Thoughts from the Pastor...
by Pastor Jeffrey M. Halenza
An author has related an extraordinary scene in Dostoevski's novel, The Brothers Karamazov. He describes the scene like this… An old monk, Brother Zossima, dies. They lay him out in a coffin in the chancel and all the monks wait around to see a miracle — for the body to give off the fragrance of a rose, or his dead face to flicker with a holy light. He had been a great saint and the monks and the townspeople all expected some sign, some miracle, to confirm this. But no miracle happens, only death and decay happen. And the one who loved the old man most — Alyosha, the youngest of the brothers — stands ready to give the whole thing up as a bad joke, to give up all hope of a miracle, to give up on life, to give up on God himself, and the world that hides God from our sight.
Then he has this dream. He is keeping vigil at the old man’s coffin while one of the monks reads the story of the Wedding of Cana over it — the story of Jesus turning the water into wine and putting gladness back into the party. Alyosha falls asleep as the monk reads, and the dream comes. It is a dream about Cana. There are the guests, the young couple sitting, the wise governor of the feast, and suddenly there is old Zossima too — a little thin old man with tiny wrinkles on his face, and of all the things he could be doing, what Zossima is doing in that dream is laughing.
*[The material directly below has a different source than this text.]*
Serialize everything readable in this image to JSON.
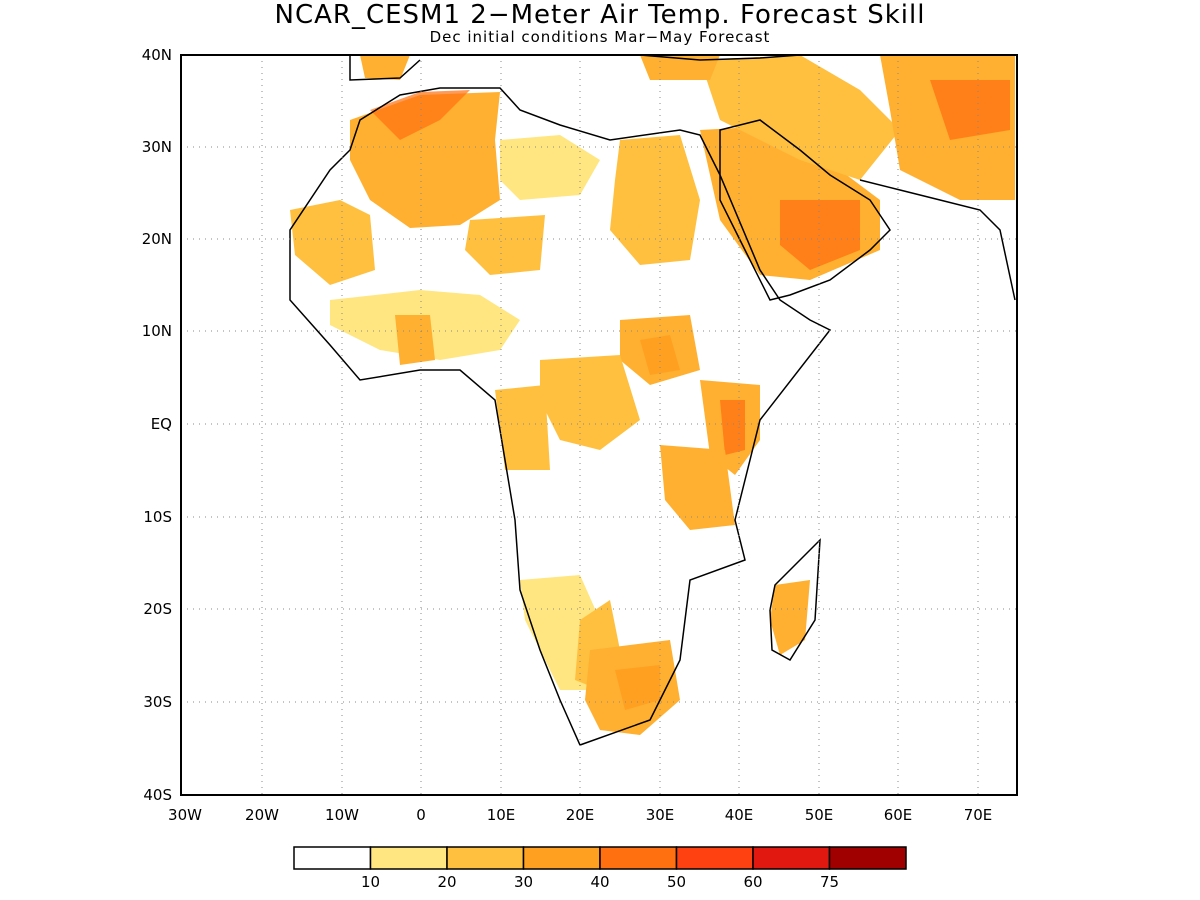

And when Alyosha wakes up, he does something that he does not fully understand. He runs out of the chapel and rushes down to the monastery yard. He hears inside himself the words, “water the earth with the tears of your joy and love those tears.” Suddenly, he gets down on all fours and kisses the earth. But when he gets up, he is no longer a teary wreck of a boy but a “champion,” Dostoevski writes — some kind of crazy champion and hero.
And perhaps one thing Dostoevski was saying is that there are two ways of living in the world: we can live with despair or with resurrection faith. Like the women coming to the tomb on that Easter morning long ago, with their spices to make death smell a little sweeter, expecting only death, we can pare down our hopes and dreams, expect little, try to sweeten our lives, but little more. We can escape, we can hide, we can look out just for ourselves and try to steel ourselves against all that happens. We can set our faces with grimness and grit our teeth with determination. We can pretty much give up on the whole show, and if not give up on God, then give up on the world that hides God and wrecks so much of what is holy and good.
Or we can be champions of life and of faith — we can embrace life. embrace this earth, and live with the faith that sees beneath the reality of it all, a deeper reality still. The reality that what it is all leading to is greater life, even the feast of laughter. We can live with the faith that says that beneath it all, there is a power that can turn water into wine and put gladness back into life. It can bring us to a greater gladness, a feast of life and joy — even now. We can live with that crazy faith and go out and embrace this earth, this world, and this life itself.
It is not a dream. It is the truth — the truth of the Resurrection. In the power of the living Christ, we can rise up out of all that is dead and wrecked and become champions of faith, of life, and of hope.
It is the power the living Christ offers to us each day.